Secret weapon: June rebalance

DEM underwent the annual rebalance last month.

Schwartz said the ETF sells stocks that have appreciated and buys stocks that have fallen. The reshuffle also acts to lower the average price-to-earnings ratio (P/E) of the portfolio holdings.

In terms of individual countries, the June rebalance resulted in DEM boosting its allocation to China and Russia, two beaten-down markets. The fund currently has 21.2% in Taiwan, 14.2% in Brazil, 14.2% in China and 13.8% in Russia.

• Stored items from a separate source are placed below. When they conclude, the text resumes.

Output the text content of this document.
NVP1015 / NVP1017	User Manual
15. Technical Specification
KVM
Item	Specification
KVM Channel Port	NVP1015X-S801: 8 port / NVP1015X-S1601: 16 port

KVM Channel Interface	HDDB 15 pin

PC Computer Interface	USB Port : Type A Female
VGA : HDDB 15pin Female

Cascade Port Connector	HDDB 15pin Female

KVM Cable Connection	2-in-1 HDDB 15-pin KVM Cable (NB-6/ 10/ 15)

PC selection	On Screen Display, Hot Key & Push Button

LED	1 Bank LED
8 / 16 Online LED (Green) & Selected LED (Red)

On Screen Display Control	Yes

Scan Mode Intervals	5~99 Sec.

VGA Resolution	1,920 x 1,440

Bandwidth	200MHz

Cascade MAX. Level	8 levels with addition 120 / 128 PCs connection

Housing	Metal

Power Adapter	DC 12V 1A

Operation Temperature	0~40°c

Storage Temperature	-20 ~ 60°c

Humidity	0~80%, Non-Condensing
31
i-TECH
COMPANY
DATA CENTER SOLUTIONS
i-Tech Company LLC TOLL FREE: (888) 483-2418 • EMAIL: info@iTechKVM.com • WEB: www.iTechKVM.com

In sectors, the ETF bought materials and energy stocks in the rebalance, which hunts for cheap sectors.

DEM does not hedge its exposure to emerging market currencies, which weighed on performance the past year as the dollar strengthened.

The ETF will shortly release five-year performance data as it launched in July 2007. It holds $3.8 billion in assets.

The fund’s tracking index has been less volatile than market-cap weighted emerging market benchmarks over the past five years. The WidsomTree Emerging Markets Equity Income Index has a five-year beta of 0.8 versus the MSCI Emerging Market Index.

Other emerging market dividend ETFs include SPDR S&P Emerging Markets Dividend (NYSEArca: EDIV), EGShares Low Volatility Emerging Markets Dividend ETF (NYSEArca: HILO) and iShares Emerging Markets Dividend (NYSEArca: DVYE).